Utilizationof Amodiaquine and Sulphadoxine-Pyrimethamine and the prevalence of Antimalarial drug resistance in Bungoma District, Kenya.
Abstract
The World Health Organization estimate that about 90% of all malaria deaths in the world occur in Sub-Saharan Africa where between 1.0 and 2.7 million people, mostly children under the age of 5 years die each year. Treatment for malaria is currently complicated by the development of parasite resistance to commonly used antimalarial drugs largely due to lack of compliance. Home management of diseases is a common practice in most African settings and a big proportion of patients administer selfmedication prior to seeking treatment when the illness presents with fever, fatigue, general malaise and flu-like symptoms. The practice may lead to extensive use and misuse of antimalarial drugs, which coupled with inconsistency in application of treatment guidelines, may further aggravate the spread of antimalarial drug resistance. This indiscriminate and inappropriate drug use has contributed to the emergence and spread of resistant parasites.
This cross-sectional study was designed to determine and compare drug resistance, prior drug use, diagnostic and prescribing practices in 5 health facilities in a malaria endemic Bungoma District, Kenya. The study also determined the relationship between antimalarial drugs utilization and use of thermometer in malaria diagnosis, and the prevalence of antimalarial drug resistance. A randomized non-blinded in-vivo P. falciparum resistance monitoring study was performed on 586 under 5-year-old children. Drug history and treatment prescribing habits were studied on 2039 patients presenting at Out-Patient Department/Maternal Child Health clinics. Demographic, clinical and laboratory investigation data were collected for each patient and recorded in case record forms. Data processing and analysis was done using SPSS, by descriptive statistics, for baseline values etc., Chi- Square test with Yates' correction was for comparisons of categorical variables/proportions and the Student t-test test for comparison of means between drug arms and populations. All tests were done 2-tailed and were tested at the 0.05 significance level.
The results obtained in the analysis after exclusion of patients lost to follow-up showed a significant variation in the efficacy of SP and AQ between study populations. In the AQ treatment arm, 93.3 % to 100% of the cases treated were fully cured while only 45.5% to 80% of patients in SP responded to treatment in the populations studied.

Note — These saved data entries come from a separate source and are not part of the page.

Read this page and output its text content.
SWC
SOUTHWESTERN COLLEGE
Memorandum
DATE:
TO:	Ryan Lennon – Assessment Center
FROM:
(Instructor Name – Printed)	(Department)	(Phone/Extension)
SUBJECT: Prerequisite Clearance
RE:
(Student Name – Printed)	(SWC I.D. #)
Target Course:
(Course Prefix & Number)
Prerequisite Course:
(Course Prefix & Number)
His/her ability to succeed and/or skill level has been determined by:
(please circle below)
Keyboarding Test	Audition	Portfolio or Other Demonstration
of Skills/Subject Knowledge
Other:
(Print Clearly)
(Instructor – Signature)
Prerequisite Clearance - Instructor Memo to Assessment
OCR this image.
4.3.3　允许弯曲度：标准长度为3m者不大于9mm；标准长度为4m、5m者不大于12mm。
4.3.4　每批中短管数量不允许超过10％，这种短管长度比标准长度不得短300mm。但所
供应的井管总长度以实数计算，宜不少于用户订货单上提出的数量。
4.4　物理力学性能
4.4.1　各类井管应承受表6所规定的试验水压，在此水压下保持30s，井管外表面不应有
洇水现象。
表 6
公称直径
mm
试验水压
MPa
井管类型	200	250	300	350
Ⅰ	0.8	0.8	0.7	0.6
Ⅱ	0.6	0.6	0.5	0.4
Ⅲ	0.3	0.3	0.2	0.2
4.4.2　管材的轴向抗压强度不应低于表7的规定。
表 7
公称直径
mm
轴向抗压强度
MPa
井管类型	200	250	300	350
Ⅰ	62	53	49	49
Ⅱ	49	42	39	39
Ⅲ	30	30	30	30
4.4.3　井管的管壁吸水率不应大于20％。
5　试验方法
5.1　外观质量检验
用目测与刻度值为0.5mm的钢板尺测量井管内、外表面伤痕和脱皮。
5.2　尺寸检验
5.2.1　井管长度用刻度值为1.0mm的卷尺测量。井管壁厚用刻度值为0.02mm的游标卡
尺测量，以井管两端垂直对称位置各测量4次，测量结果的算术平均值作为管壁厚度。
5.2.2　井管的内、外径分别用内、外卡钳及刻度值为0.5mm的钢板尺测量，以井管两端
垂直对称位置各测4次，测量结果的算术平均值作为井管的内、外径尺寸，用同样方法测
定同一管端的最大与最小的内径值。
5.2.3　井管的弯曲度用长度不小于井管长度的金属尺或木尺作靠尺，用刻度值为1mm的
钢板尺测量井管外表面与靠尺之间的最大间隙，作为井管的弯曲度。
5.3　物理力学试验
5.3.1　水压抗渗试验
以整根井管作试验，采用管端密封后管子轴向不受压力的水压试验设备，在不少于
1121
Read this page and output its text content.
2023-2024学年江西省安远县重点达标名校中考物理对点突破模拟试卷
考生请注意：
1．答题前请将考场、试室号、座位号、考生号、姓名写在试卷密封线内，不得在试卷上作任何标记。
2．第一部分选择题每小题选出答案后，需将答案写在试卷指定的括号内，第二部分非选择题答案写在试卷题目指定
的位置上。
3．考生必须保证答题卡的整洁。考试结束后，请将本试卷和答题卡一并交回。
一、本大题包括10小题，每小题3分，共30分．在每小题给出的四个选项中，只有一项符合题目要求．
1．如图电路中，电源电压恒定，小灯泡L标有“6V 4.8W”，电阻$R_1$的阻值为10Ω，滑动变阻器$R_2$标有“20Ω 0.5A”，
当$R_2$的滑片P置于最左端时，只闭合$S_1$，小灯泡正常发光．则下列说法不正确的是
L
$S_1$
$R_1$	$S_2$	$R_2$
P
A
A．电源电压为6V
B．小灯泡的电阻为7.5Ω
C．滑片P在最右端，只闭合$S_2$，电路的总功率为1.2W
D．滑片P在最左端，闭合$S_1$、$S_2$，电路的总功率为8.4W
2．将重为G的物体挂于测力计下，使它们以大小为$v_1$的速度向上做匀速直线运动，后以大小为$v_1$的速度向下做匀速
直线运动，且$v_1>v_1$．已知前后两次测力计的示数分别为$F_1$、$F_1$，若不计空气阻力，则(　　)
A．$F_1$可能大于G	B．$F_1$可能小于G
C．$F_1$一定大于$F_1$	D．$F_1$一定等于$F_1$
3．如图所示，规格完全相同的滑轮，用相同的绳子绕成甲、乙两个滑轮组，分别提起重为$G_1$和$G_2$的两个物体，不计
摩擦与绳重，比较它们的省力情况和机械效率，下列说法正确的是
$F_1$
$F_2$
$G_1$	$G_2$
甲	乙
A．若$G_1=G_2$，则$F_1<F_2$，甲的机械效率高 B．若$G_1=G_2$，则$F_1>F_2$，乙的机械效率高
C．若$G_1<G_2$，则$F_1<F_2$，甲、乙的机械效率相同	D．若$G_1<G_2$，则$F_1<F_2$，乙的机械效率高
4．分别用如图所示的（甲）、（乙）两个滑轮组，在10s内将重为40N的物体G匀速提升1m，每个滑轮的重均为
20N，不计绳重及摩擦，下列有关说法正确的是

Adequate Clinical Response (ACR) varied between treatment drugs and facilities. About 90
ACR (range; 88.4-100) was obtained in the AQ treatment arm and less than 90% in the SP arm (range; 75 - 89). High parasitological treatment failures (> 25%) were seen in areas with higher prevalence of prior home treatment, although there was no direct relationship. Non-use of thermometer .as a diagnostic tool was corresponding to a high prevalence of antimalarial drug resistance. AQ was faster in fever clearance compared to SP. There was persistent gametocytaemia in patients treated with SP and no significant differences in clinical scores and recovery from malarial anaemia. However, there was a significant gain in HB between baseline and day 14 in both treatment arms.
These results indicate an unacceptably high resistance to both first and second-line antimalarials, and if confirmed by further national-wide research findings form the basis o regulate antimalarial drug use at the community level and to immediately change antimalarial treatment policy in Kenya.